Das Flammende Kreuz
Jetzt wich die Anspannung von ihm, und seine Schultern lockerten sich. Er machte eine kleine Bewegung, und plötzlich ließ die untergehende Sonne sein Hemd wie einen goldenen Strahlenkranz aufleuchten und sein Haar aufflammen.
Er zog seinen Dolch aus der Scheide am Boden, und ohne zu zögern, zog er die Klinge quer über die Finger seiner rechten Hand. Ich konnte die schmale, dunkle Linie sehen, die sich über seine Fingerspitzen zog, und biss mir auf die Lippen.
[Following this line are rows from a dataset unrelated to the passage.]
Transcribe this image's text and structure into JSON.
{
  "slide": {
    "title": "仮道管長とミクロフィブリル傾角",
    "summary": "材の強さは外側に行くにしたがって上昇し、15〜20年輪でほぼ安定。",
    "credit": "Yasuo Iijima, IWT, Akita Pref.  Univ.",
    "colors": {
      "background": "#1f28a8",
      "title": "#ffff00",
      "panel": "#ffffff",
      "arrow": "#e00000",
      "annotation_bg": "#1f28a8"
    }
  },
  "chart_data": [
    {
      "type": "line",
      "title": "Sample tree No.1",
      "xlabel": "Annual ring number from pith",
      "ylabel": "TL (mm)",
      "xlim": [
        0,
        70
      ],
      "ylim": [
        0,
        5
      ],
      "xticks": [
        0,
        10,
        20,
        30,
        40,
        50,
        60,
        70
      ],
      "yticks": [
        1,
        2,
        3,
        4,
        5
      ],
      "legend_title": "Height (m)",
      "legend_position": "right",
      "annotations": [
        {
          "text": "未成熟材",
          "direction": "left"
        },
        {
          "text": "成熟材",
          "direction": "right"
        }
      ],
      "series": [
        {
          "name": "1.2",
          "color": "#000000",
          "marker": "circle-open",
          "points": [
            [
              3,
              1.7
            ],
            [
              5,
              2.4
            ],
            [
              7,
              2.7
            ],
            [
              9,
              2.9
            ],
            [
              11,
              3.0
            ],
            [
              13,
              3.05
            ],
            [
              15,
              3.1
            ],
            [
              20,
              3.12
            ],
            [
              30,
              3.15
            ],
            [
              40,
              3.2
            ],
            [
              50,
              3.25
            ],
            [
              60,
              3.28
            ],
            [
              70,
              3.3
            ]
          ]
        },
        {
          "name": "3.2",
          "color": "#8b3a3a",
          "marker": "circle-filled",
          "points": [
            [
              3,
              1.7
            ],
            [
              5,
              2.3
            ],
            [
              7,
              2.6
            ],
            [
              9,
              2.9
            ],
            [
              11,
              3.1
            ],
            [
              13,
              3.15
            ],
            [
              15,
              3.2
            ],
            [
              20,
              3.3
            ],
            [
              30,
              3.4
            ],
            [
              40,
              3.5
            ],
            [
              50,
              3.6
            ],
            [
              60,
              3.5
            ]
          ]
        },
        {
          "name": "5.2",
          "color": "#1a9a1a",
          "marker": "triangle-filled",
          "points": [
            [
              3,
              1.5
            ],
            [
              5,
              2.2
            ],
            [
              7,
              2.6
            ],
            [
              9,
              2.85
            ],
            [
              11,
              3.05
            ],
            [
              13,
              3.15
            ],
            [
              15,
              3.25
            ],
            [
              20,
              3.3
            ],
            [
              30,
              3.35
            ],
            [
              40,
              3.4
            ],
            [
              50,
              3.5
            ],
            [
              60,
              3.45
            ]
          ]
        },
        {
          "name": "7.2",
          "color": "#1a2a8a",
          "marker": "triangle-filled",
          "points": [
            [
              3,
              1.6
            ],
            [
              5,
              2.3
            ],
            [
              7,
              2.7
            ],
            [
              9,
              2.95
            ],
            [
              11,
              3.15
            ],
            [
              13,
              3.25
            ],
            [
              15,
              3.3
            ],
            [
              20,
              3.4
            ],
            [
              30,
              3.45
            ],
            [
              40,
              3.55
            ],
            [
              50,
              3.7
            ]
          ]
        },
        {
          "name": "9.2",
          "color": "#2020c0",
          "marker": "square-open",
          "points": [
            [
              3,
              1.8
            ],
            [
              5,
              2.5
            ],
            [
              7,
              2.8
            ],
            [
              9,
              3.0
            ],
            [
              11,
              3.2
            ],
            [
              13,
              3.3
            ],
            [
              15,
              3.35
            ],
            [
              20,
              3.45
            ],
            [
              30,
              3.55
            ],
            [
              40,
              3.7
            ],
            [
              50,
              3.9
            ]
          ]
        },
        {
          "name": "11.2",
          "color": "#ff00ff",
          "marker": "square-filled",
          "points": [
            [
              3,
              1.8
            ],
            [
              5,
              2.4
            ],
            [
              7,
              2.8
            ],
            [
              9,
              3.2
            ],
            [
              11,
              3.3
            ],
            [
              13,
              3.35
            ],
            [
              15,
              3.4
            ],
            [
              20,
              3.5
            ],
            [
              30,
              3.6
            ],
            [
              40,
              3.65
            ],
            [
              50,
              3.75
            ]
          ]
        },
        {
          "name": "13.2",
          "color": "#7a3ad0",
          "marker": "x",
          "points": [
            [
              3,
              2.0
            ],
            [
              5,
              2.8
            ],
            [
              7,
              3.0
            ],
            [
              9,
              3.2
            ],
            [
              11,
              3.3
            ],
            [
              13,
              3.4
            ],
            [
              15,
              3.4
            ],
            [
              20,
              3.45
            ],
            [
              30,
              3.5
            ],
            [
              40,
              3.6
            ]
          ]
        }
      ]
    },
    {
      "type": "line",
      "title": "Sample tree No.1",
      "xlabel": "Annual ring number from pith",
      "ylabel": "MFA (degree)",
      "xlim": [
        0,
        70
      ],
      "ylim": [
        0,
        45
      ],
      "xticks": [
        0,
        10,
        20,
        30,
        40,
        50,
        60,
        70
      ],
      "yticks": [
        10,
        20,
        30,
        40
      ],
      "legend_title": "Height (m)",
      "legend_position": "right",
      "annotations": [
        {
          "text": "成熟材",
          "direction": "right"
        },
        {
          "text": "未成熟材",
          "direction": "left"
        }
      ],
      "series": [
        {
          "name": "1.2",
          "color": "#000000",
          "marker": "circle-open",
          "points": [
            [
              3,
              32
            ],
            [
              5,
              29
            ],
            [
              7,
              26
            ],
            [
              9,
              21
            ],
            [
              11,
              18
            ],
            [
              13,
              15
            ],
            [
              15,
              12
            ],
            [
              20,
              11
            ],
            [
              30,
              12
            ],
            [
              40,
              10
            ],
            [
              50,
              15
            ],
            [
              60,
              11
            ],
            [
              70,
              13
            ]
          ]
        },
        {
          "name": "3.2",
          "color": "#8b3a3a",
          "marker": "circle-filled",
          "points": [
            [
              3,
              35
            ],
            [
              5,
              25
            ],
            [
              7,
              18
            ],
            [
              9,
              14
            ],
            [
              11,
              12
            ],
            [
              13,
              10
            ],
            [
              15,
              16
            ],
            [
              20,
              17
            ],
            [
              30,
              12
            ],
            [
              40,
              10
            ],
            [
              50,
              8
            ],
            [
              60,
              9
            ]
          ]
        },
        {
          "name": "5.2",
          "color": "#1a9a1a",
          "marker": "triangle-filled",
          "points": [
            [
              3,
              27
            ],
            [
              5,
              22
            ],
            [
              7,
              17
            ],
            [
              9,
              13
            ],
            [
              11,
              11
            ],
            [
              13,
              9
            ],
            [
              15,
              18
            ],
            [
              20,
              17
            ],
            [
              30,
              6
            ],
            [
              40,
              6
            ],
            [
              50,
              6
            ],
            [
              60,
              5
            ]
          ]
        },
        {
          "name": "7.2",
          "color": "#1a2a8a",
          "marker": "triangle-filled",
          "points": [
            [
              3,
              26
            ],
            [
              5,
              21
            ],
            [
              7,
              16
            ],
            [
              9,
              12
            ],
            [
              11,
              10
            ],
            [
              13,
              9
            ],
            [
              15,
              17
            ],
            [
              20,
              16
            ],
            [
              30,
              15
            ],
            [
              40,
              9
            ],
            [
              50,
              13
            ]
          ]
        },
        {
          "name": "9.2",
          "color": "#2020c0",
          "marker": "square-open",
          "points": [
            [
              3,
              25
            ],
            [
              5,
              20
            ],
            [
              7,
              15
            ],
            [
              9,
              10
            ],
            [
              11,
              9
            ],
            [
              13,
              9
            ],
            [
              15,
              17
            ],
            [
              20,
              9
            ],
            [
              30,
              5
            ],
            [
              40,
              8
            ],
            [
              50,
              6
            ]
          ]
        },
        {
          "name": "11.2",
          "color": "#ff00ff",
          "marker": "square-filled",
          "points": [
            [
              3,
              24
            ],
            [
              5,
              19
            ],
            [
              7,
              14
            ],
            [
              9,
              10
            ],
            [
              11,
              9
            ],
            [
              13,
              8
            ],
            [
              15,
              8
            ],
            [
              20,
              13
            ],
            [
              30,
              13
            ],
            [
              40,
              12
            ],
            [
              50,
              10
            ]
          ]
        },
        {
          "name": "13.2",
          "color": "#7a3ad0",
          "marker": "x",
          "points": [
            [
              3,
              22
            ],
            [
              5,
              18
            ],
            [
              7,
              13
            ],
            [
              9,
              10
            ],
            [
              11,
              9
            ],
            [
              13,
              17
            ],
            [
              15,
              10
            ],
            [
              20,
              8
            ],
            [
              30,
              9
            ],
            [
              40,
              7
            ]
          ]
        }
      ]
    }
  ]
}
Er wartete ein paar Sekunden, bis das Blut aufquoll, dann schüttelte er die Hand mit einer plötzlichen, festen Bewegung seines Handgelenkes, so dass Blutstropfen von seinen Fingern flogen und den aufrechten Stein an der Quelle trafen.
Er legte den Dolch zu Füßen des Steins nieder und bekreuzigte sich mit den blutenden Fingern seiner rechten Hand. Dann kniete er ganz langsam nieder und beugte den Kopf über seine gefalteten Hände.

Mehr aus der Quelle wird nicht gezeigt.